Gesine Danckwart: Es geht um die unterschiedlichen Überlebensstrategien bestimmter Frauen. Diese Strategien stehen in erster Linie für Frauen, aber auch allgemeiner für Großstadtmenschen. Es geht um den Stress moderner Arbeitswelten. Man sieht die Figuren alle kämpfen, mit dem was sie machen. Es sind nicht existenzielle Dinge im eigentlichen Sinne, aber es sind Dinge, die für uns alle existenziell sind. Der Kampf mit dem Handy, der Kampf irgendwo anzukommen oder vielleicht auch kein Zuhause zu haben. Die Figuren sieht man fast nur alleine. Das heißt, es geht auch um Einsamkeit. Um diese komische Form von Einsamkeit, bei der man zwar ständig am Telefon ist und mit vielen Leuten zu tun hat und am Ende aber doch irgendwie alleine ist.

Ricore: Sie kommen vom Theater. Wieso haben Sie sich entschlossen, einen Film zu machen?

Danckwart: Ich wollte schon lange einen Film machen. Ich habe auch am Theater viel mit Videomaterial gearbeitet. Für mich war das nicht so neu, jetzt einen Film zu drehen. Ich arbeite generell mit verschiedenen Formaten. Ich mache Hörspiele oder inszeniere Theaterstücke, die im Stadtraum spielen. Ich habe mehrere Projekte, die sich mit Orten in der Stadt auseinandersetzten. Das sind Themen, die mich schon immer interessiert haben. Ich fand das Medium richtig.
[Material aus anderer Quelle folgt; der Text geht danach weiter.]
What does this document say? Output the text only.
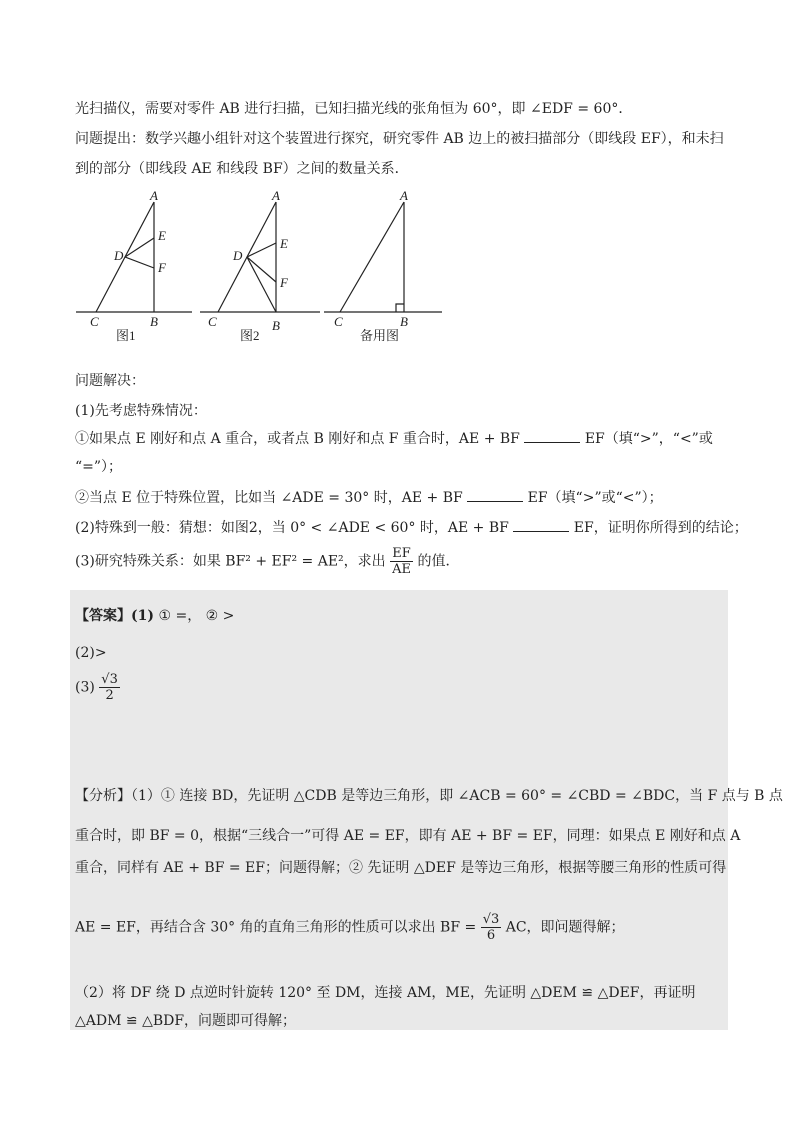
光扫描仪，需要对零件 AB 进行扫描，已知扫描光线的张角恒为 60°，即 ∠EDF = 60°．
问题提出：数学兴趣小组针对这个装置进行探究，研究零件 AB 边上的被扫描部分（即线段 EF），和未扫
到的部分（即线段 AE 和线段 BF）之间的数量关系．
A
E
D
F
C	B
A
E
D
F
C	B
A
C	B
图1	图2	备用图
问题解决：
(1)先考虑特殊情况：
①如果点 E 刚好和点 A 重合，或者点 B 刚好和点 F 重合时，AE + BF	EF（填“>”，“<”或
“=”）；
②当点 E 位于特殊位置，比如当 ∠ADE = 30° 时，AE + BF	EF（填“>”或“<”）；
(2)特殊到一般：猜想：如图2，当 0° < ∠ADE < 60° 时，AE + BF	EF，证明你所得到的结论；
(3)研究特殊关系：如果 BF² + EF² = AE²，求出 $\frac{EF}{AE}$ 的值．
【答案】(1) ① =， ② >
(2)>
$(3) \frac{√3}{2}$
【分析】（1）① 连接 BD，先证明 △CDB 是等边三角形，即 ∠ACB = 60° = ∠CBD = ∠BDC，当 F 点与 B 点
重合时，即 BF = 0，根据“三线合一”可得 AE = EF，即有 AE + BF = EF，同理：如果点 E 刚好和点 A
重合，同样有 AE + BF = EF；问题得解；② 先证明 △DEF 是等边三角形，根据等腰三角形的性质可得
AE = EF，再结合含 30° 角的直角三角形的性质可以求出 BF = $\frac{√3}{6}$ AC，即问题得解；
（2）将 DF 绕 D 点逆时针旋转 120° 至 DM，连接 AM，ME，先证明 △DEM ≌ △DEF，再证明
△ADM ≌ △BDF，问题即可得解；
Film ist ein tolles Medium, um Dinge zu erzählen, die in der Außenwelt passieren.

Ricore: In Ihrem Film spielen Sie mit verschiedenen Formen von Raum und Individuum. Eröffnet Film andere Möglichkeiten als Theater?

Danckwart: Ich fand es toll, dass es im Film einen Erzählstrang gibt, der in der realen Welt spielt. Demgegenüber gibt es diese Szenen in einem undefinierbaren weißen Raum, die dagegen geschnitten werden. Die realen Szenen spielen damit, wer nicht rauskommen oder auch nicht reinkommen darf und wie klaustrophobisch diese Orte sind. Der Film lebt von diesen Bildern der Stadt, die man in dieser Form am Theater nicht hat.
Karolina Zebrowski/Ricore Text
Gesine Danckwart
Ricore: Ist die steigende Zahl der Singlehaushalte in Großstädten ein Generationsproblem?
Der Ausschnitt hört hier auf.